Violences urbaines en France

Les policiers de Limoges ont été violemment pris à partie dans la nuit du 23 au 24 octobre. A Alençon, quinze véhicules incendiés dans la soirée du 26 octobre à Perseigne et tirs de mortiers ont été subis par la police.

Guet-apens à Limoges

Un guet-apens a été organisé contre les forces de l’ordre à Limoges ce week-end. Il s’est transformé en bataille rangée dans le quartier de Beaubreuil.

1h30 dimanche matin. Les pompiers sont appelés suite au signalement d’un véhicule en flammes sur la chaussée de la rue Rhin et Danube. Quelques minutes plus tard, comme la procédure l’exige, ils sont rejoints par des forces de police. 8 véhicules, 17 policiers nationaux, 6 municipaux.

Ils constatent en s’avançant dans la rue que des caddies enflammés barrent la route. Très vite, ils sont victimes de tirs de mortier et de jets de projectiles divers et variés. Ils répliquent par des tirs de LBD et de lance-grenade Cougar en direction d’une trentaine d’individus cagoulés ou masqués.

Il leur faudra deux heures pour ramener le calme et éteindre les différents incendies. Bilan de la nuit : un policier légèrement blessé à l’oreille. Pas d’interpellation, mais une enquête est en cours. Des violences qualifiées d’exceptionnelles par les représentants du commissariat de Limoges.

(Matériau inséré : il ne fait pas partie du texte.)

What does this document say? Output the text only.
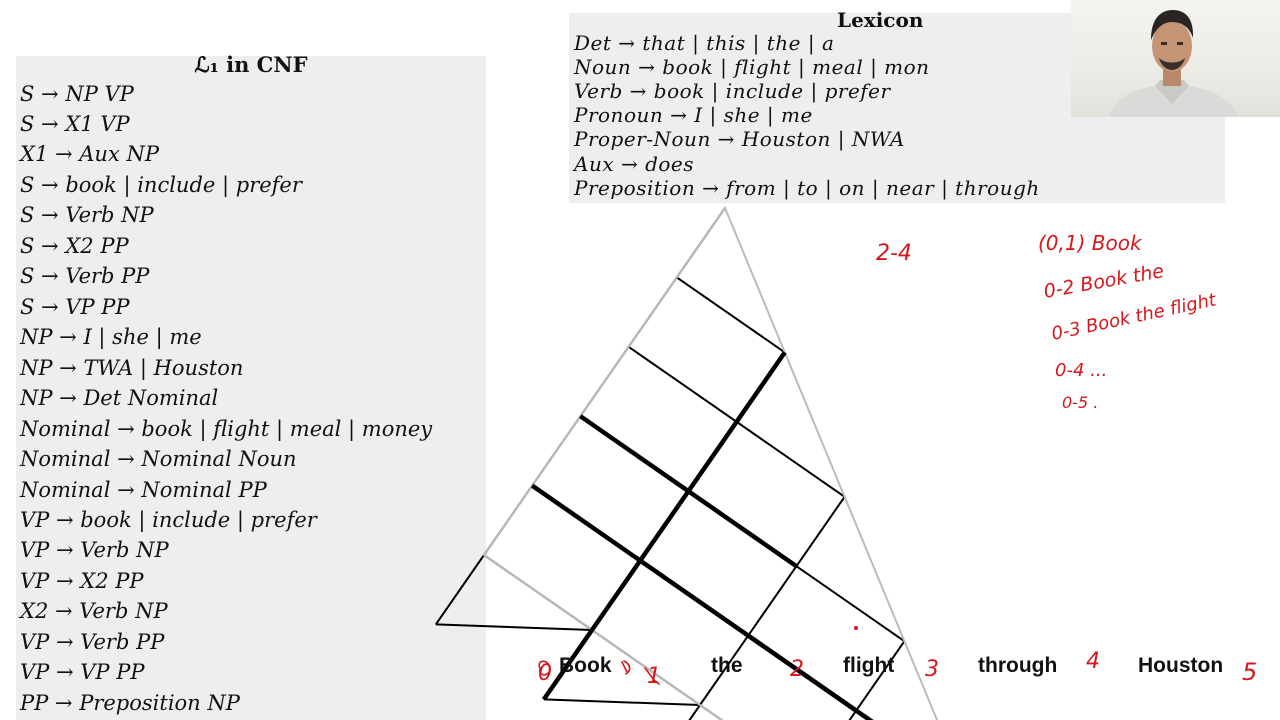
ℒ₁ in CNF
S → NP VP
S → X1 VP
X1 → Aux NP
S → book | include | prefer
S → Verb NP
S → X2 PP
S → Verb PP
S → VP PP
NP → I | she | me
NP → TWA | Houston
NP → Det Nominal
Nominal → book | flight | meal | money
Nominal → Nominal Noun
Nominal → Nominal PP
VP → book | include | prefer
VP → Verb NP
VP → X2 PP
X2 → Verb NP
VP → Verb PP
VP → VP PP
PP → Preposition NP
Lexicon
Det → that | this | the | a
Noun → book | flight | meal | mon
Verb → book | include | prefer
Pronoun → I | she | me
Proper-Noun → Houston | NWA
Aux → does
Preposition → from | to | on | near | through
Book	the	flight	through	Houston
2-4
0	1	2	3	4	5
(0,1) Book
0-2 Book the
0-3 Book the flight
0-4 ...
0-5 .
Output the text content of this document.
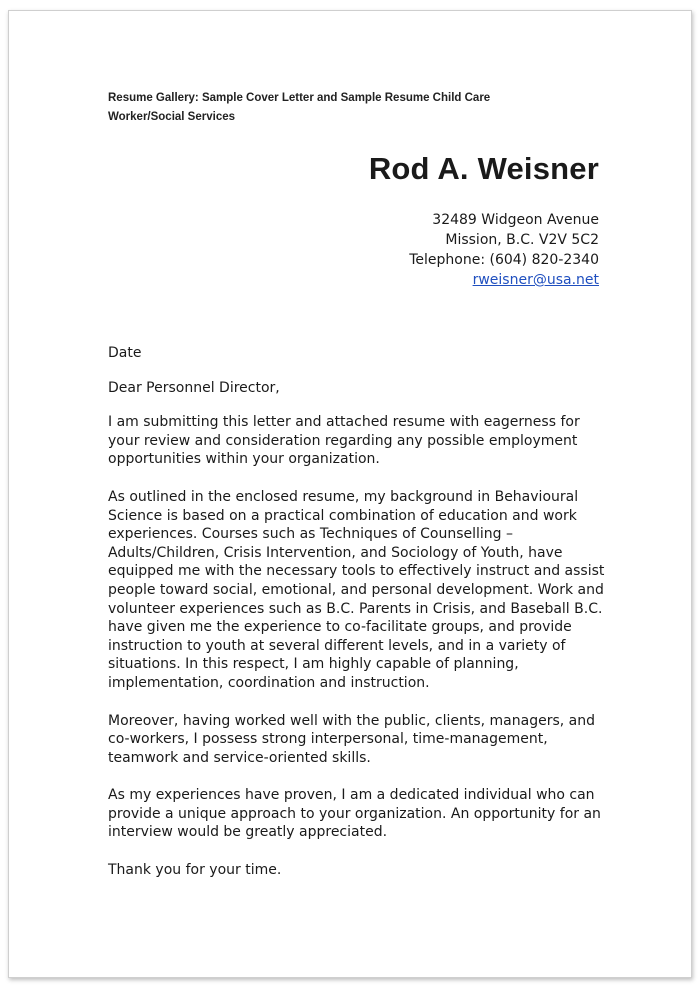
Resume Gallery: Sample Cover Letter and Sample Resume Child Care
Worker/Social Services
Rod A. Weisner
32489 Widgeon Avenue
Mission, B.C. V2V 5C2
Telephone: (604) 820-2340
rweisner@usa.net

Date

Dear Personnel Director,

I am submitting this letter and attached resume with eagerness for your review and consideration regarding any possible employment opportunities within your organization.

As outlined in the enclosed resume, my background in Behavioural Science is based on a practical combination of education and work experiences. Courses such as Techniques of Counselling –Adults/Children, Crisis Intervention, and Sociology of Youth, have equipped me with the necessary tools to effectively instruct and assist people toward social, emotional, and personal development. Work and volunteer experiences such as B.C. Parents in Crisis, and Baseball B.C. have given me the experience to co-facilitate groups, and provide instruction to youth at several different levels, and in a variety of situations. In this respect, I am highly capable of planning, implementation, coordination and instruction.

Moreover, having worked well with the public, clients, managers, and co-workers, I possess strong interpersonal, time-management, teamwork and service-oriented skills.

As my experiences have proven, I am a dedicated individual who can provide a unique approach to your organization. An opportunity for an interview would be greatly appreciated.

Thank you for your time.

Aucune interpellation, ni saisie de drogue importante n’a été opérée ces derniers jours qui justifierait ce guet-apens selon eux. 

Nuit agitée à Alençon pour les pompiers

Tirs de mortiers sur la police

Le quartier de Perseigne à Alençon, dans l’Orne est le théâtre d’une flambée de violence dans la nuit du mardi 26 au 27 octobre 2021.

Peu avant minuit, plusieurs voitures et utilitaires sont partis en flammes à plusieurs endroits du quartier : rue Jean-de-la-Varende, rue Victor-Hugo, rue Guillaume-le-Conquérant et place de la Paix, au pied de la tour Pascal ou encore rue Paul-Claudel. Au moins sept voitures ou véhicules utilitaires sont alors la proie des flammes.

De la fumée et des odeurs de voitures calcinées planent dans tout le quartier. « Les gens bougent leurs voitures pour ne pas se la faire cramer », explique Mohamed, un riverain, alors qu’une huitième voiture commence à se consumer rue JF-Kennedy. Un début de barricade a même été constituée rue Paul-Claudel.

Vers minuit et demi, plusieurs voitures sont garées en travers des rues principales, pendant que des jeunes gens de la cité, capuches sur la tête, cassent des vitres de voiture avant de jeter à l’intérieur des cocktails molotov.

Pendant que des guetteurs sont postés aux différentes entrées du quartier, une quinzaine de jeunes encapuchonnés sillonnent la cité, à pied ou en voiture. Une cinquantaine d’autres jeunes assiste à ces scènes, depuis les halls d’immeuble tandis que de nombreux habitants du quartier sont à leurs fenêtres pendant que les explosions de voitures en feu se font régulièrement entendre…

Les jeunes disent allumer les feux de voiture afin de caillasser ensuite les pompiers et provoquer l’arrivée des policiers pour en découdre avec eux.

Tirs de mortiers sur la police et les pompiers

Le Service départemental d’incendie et de secours (Sdis 61) a mobilisé des pompiers pour intervenir, mais ceux-ci ne pouvaient pas le faire sans l’appui des forces de l’ordre. Il est environ 1 h du matin quand les policiers et les gendarmes arrivent… Et sont aussitôt la cible de tirs de mortiers.

Une dizaine de véhicules de police et de gendarmerie sont sur place. Les pompiers essaient à leur tour d’intervenir… Mais essuient eux aussi des tirs de mortiers.

Retour au calme à 2h du matin

Armés de lanceurs de balles de défense (LBD), une vingtaine de policiers sont regroupés. Un peu plus loin, une trentaine de jeunes gens du quartier leur font face. Mais d’autres jeunes viennent calmer le jeu auprès des casseurs et, vers 1 h 30, ces derniers se dispersent.

Suivis par leurs véhicules, les policiers progressent à pied vers le centre de Perseigne, pendant que certains de leurs collègues arrivent par une autre entrée du quartier. Ce qui permet également aux pompiers d’intervenir à nouveau, sous la protection de la gendarmerie.